Plans for repertoire and venues are in the very preliminary stages, but Radiushina said the Society wants to bring music to places in the area where such events are few and far between. For example, she said, the group hopes to repeat some of the Mainly Mozart concerts in Coral Gables in places such as the Little Haiti neighborhood and Homestead. “When we go to Homestead, those people don’t necessarily come to Coral Gables to attend a concert. So instead of trying to bring that audience over here, what we’re going to do is actually go over there,” said Radiushina, who’s on the faculty at Florida International University.

Eidson said other possible venues include the South Miami-Dade Cultural Arts Center in Cutler Bay and The Palace assisted-living facility, which has a theater on site.

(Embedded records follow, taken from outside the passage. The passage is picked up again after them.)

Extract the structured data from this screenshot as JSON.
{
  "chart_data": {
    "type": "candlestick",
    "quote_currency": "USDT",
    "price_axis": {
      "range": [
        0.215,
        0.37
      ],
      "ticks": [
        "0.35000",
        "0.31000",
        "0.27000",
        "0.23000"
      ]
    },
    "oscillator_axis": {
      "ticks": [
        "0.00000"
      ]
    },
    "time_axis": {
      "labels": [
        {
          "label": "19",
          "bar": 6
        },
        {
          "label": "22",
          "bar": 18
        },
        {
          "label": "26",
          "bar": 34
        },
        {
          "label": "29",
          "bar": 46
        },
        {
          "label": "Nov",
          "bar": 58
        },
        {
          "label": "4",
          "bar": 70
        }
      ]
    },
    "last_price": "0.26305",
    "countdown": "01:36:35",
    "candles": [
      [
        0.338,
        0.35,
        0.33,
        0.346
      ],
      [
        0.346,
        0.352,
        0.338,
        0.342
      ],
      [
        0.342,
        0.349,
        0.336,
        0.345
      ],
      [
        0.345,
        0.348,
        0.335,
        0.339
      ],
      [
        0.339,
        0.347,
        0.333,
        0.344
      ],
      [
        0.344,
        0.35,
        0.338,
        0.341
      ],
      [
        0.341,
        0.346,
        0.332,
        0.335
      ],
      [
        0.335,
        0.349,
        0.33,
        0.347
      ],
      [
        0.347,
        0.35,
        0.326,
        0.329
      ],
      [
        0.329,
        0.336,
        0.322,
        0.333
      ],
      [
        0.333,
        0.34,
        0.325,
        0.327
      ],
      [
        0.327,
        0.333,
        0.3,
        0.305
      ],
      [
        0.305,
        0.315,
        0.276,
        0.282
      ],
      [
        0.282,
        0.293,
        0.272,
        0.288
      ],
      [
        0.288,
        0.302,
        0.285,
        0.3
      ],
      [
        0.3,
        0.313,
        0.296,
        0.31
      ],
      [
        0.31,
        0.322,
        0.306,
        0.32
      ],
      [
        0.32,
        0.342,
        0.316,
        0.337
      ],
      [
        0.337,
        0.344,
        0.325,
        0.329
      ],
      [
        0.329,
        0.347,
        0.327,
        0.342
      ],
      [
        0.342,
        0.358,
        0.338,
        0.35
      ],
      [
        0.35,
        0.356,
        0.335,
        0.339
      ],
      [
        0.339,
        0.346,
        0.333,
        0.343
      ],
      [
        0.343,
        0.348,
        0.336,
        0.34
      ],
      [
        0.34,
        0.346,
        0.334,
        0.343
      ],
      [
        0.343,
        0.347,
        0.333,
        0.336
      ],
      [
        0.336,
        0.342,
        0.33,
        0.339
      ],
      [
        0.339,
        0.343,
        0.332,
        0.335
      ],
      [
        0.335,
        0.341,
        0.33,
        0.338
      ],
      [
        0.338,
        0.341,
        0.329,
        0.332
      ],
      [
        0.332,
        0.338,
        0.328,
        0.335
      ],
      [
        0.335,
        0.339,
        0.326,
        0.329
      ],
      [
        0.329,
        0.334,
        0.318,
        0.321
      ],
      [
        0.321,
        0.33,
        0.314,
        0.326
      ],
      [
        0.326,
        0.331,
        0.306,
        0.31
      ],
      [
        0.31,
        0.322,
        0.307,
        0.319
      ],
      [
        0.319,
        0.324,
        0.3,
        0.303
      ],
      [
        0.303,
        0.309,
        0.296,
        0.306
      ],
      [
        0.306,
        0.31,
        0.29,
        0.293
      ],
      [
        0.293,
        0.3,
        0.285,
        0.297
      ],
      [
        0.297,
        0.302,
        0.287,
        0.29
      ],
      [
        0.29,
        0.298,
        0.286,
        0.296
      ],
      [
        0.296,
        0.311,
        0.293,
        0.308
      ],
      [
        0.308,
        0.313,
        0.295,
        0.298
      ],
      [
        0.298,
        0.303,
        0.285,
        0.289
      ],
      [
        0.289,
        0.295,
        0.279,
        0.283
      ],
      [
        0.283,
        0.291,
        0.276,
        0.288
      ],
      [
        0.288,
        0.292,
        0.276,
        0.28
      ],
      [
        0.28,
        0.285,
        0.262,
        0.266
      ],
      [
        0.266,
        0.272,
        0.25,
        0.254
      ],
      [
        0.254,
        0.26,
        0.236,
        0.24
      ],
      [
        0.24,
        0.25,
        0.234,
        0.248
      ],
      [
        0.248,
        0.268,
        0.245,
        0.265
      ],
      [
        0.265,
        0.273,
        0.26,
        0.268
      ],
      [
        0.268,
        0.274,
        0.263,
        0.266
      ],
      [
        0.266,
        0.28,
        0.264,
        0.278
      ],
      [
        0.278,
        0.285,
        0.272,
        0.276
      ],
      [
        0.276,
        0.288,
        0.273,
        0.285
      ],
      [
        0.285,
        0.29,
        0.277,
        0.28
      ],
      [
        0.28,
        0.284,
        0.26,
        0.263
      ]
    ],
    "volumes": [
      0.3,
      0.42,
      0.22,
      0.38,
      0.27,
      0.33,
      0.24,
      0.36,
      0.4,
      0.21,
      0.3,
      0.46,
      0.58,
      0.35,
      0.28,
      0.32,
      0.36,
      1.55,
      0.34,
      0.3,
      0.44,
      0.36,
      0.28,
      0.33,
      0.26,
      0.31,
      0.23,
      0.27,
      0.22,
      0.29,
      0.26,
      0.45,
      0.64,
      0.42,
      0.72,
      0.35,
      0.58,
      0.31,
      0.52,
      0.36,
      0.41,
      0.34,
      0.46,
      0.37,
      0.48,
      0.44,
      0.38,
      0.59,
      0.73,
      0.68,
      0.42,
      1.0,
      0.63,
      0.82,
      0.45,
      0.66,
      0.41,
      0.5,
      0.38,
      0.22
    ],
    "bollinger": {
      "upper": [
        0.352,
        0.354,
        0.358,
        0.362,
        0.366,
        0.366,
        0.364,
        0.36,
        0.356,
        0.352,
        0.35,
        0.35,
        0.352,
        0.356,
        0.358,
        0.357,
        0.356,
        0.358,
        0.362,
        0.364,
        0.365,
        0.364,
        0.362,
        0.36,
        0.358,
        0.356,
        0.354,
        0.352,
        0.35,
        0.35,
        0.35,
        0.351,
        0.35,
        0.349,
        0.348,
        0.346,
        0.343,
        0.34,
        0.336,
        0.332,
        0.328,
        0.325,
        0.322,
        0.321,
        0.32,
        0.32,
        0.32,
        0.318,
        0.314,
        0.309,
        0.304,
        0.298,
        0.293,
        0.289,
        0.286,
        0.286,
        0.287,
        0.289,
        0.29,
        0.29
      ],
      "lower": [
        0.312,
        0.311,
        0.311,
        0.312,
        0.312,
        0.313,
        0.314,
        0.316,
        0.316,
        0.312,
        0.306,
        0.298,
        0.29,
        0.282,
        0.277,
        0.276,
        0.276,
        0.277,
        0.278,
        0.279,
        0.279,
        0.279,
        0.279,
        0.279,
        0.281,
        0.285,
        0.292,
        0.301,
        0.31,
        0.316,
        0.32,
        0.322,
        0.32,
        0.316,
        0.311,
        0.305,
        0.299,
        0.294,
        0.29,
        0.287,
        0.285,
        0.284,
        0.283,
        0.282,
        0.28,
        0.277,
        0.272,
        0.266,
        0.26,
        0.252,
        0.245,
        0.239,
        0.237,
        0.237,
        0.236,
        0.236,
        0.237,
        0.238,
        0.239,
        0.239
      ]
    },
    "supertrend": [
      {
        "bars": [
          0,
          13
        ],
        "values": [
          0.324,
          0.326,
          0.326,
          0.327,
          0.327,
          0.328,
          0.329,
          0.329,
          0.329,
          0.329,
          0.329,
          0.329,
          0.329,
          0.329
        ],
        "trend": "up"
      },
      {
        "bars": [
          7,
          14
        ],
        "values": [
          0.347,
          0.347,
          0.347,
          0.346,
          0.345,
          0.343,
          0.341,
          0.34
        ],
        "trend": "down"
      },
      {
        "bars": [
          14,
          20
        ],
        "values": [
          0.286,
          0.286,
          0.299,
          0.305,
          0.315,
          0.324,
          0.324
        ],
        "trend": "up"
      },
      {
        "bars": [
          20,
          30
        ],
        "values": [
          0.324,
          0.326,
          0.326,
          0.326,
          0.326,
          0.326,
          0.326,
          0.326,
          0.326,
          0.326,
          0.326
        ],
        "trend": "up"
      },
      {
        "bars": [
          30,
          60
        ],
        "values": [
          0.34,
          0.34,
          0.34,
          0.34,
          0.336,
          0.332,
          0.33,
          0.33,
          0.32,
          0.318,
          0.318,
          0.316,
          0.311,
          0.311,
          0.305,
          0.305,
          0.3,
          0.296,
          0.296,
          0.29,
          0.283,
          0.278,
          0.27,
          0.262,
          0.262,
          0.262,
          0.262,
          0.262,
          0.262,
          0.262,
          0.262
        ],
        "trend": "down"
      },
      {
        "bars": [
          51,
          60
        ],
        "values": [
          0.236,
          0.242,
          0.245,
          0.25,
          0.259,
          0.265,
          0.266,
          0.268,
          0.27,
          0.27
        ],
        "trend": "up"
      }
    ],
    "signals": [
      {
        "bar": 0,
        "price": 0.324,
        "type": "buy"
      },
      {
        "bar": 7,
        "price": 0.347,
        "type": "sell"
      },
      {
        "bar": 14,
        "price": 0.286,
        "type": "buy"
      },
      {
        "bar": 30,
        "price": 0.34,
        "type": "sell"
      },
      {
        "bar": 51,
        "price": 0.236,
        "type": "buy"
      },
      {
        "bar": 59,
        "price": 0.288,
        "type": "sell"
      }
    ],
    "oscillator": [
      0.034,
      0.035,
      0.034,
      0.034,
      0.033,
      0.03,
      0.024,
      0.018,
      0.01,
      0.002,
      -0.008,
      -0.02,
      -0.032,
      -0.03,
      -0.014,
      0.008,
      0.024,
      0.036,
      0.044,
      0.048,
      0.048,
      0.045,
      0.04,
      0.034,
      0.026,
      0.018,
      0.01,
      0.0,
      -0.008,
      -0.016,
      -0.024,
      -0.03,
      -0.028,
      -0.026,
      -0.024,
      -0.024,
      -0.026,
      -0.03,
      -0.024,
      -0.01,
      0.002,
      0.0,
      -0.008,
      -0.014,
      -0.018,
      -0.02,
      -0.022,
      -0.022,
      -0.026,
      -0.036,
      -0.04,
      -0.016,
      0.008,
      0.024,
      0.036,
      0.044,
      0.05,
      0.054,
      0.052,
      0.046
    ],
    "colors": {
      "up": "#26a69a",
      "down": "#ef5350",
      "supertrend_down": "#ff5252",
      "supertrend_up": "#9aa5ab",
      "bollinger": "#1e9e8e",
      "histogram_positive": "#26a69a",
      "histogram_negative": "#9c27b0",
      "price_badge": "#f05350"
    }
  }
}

He pointed to the “At Home” musical neighborhood residencies of the Cleveland Orchestra, in which the ensemble sets up shop for a week in a Northeast Ohio neighborhood for a series of residencies and concerts, as a useful example for the Society’s outreach plans. “They did it for community engagement, to get people to like the art form, and to want to see more,” he said. “I believe in classical music, and I want people to hear it. I think it should be able to compete with hip-hop or whatever there is.”

Further inspiration for this kind of approach comes from the cellist Roman, a young and legendarily daring performer who is celebrated in his home base of Seattle for his enthusiasm for new music, unusual venues and collaborations with artists outside musical disciplines.

The Society’s ultimate goal is to raise the profile of Miami as an arts destination.

“What is really important, and what it going to set us apart and what is going to make a difference, is that we’re building, we’re creating here,” Radiushina said. “We want to create that perception, even in the classical music world, let’s say with my friends, the people that I know. I want to say ‘Miami,’ and I want them to think, ‘Oh, some great stuff is going on there, because they are creating, they are doing something different, they are on the cutting edge of things, they are moving classical music forward.’

“This is what I would like to see happen. This is what our ambition is,” she said.

Eidson is a major figure in the city’s performing arts community, and is currently chairman of the Performing Arts Center Trust’s board of directors, which is intimately involved in using the Adrienne Arsht Center as a tool of economic and cultural development. And as treasurer of the Town Square Neighborhood Development Corp., he works on encouraging redevelopment of the neighborhoods around the Arsht Center with the aim of transforming the area into a cultural district.

“Ideas are important. How do people feel about the city? Do they think this is a place that’s serious?” Eidson said. “We’re changing it. We want it to be a world city.”

Radiushina said Miami’s growing arts scene gives the new Society a chance to make a mark, unlike what it would face in New York, where, she said, “every single thing has been done 150 times over, and every single niche has been filled.

“There are lots of things still to be done here in Miami, lots of things to be created, lots of things to be built. And that’s why the city’s so great,” she said.

Sunday’s Mainly Mozart program is set for 3 p.m. at the University of Miami’s Gusman Hall. Tickets are $20 and are available at www.mainlymozart.com, or by calling 786-422-5221.